US law gives whistleblower £2.2m reward for sparking investigation into contract inflation.

Less than a week after being told it must pay out £10m for its part in the Hatfield rail crash Balfour Beatty has been fined in a US court for overcharging American rail firm Amtrak. Balfour Beatty, the Massachusetts Electric Construction Company and a number of other US firms have been fined a total of £14m for inflating the costs of installing an overhead system to provide electricity to trains on part of the network known as the Northeast Corridor.

Assistant Attorney General Peter Keisler said: “this settlement sends a clear message that the Justice Department will investigate and resolve financial fraud perpetrated by contractors of federal grantees.”

Ian Cartwright, the former Balfour Beatty employee who blew the whistle on the company, has been awarded £2.2m - under US law whistleblowers are given a proportion of the fines levied against companies under the False Claims Act.

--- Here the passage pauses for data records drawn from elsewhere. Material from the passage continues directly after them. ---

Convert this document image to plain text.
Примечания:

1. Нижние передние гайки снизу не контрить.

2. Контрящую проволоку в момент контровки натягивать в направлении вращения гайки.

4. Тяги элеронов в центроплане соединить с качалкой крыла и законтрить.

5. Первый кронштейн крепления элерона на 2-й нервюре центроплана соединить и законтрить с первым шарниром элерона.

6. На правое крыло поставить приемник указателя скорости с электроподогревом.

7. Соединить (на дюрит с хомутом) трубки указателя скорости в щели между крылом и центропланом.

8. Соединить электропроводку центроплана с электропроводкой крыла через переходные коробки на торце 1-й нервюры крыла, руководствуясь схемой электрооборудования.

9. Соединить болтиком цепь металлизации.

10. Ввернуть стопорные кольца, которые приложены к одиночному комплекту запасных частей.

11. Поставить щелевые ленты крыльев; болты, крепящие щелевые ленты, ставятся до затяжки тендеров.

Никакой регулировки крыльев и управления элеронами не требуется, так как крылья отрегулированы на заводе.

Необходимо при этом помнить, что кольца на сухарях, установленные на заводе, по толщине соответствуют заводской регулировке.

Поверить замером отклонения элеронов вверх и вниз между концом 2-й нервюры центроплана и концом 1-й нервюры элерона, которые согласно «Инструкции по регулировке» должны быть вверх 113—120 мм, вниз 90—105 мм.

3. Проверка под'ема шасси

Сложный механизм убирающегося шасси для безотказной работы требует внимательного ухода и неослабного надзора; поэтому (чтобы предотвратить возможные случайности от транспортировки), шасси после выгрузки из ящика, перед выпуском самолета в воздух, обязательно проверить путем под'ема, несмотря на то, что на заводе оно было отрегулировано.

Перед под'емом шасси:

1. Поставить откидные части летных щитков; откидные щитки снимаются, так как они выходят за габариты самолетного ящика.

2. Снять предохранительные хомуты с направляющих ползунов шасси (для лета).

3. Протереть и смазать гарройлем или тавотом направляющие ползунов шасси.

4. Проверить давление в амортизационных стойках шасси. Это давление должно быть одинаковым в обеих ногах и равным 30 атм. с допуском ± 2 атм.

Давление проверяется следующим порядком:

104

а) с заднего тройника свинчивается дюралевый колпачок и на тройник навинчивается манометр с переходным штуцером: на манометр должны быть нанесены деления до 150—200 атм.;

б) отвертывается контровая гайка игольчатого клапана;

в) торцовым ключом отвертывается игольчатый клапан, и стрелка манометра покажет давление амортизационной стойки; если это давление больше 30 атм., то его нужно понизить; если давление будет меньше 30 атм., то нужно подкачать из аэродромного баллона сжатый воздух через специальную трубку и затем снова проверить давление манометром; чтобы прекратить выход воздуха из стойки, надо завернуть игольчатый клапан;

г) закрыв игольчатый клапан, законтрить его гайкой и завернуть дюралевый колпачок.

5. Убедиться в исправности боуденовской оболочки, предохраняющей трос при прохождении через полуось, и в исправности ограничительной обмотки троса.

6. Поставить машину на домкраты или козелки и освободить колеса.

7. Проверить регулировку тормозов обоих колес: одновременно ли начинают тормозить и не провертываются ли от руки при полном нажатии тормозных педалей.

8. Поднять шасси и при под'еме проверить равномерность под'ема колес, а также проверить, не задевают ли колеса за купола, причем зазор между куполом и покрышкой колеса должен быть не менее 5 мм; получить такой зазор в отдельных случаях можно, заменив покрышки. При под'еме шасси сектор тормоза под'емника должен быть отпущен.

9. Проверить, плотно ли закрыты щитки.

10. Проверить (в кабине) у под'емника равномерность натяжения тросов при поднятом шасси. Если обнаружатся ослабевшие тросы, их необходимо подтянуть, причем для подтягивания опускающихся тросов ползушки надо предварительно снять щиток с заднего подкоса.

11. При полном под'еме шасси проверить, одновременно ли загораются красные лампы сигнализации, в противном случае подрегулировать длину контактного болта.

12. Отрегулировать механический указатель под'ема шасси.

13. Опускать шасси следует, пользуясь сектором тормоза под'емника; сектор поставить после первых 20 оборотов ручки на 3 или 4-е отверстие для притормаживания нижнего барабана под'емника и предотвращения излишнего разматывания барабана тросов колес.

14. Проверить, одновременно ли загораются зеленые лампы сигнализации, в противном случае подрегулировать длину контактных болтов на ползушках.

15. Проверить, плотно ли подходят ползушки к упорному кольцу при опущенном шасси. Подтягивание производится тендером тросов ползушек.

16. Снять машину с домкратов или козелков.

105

Attorney Kevin J. O’Connor said that the provision gave a “powerful financial incentive” to employees who might otherwise be too intimidated to come forward with their suspicions.

The case was settled after a lengthy investigation by the Justice Department, the FBI and Amtrak’s Office of Inspector General. But despite being fined for the second time in less than seven days, Balfour Beatty appeared unabashed, describing the settlement as amicable and denying any wrong-doing. It said that it brought closure to the dispute and was “the appropriate course of action”.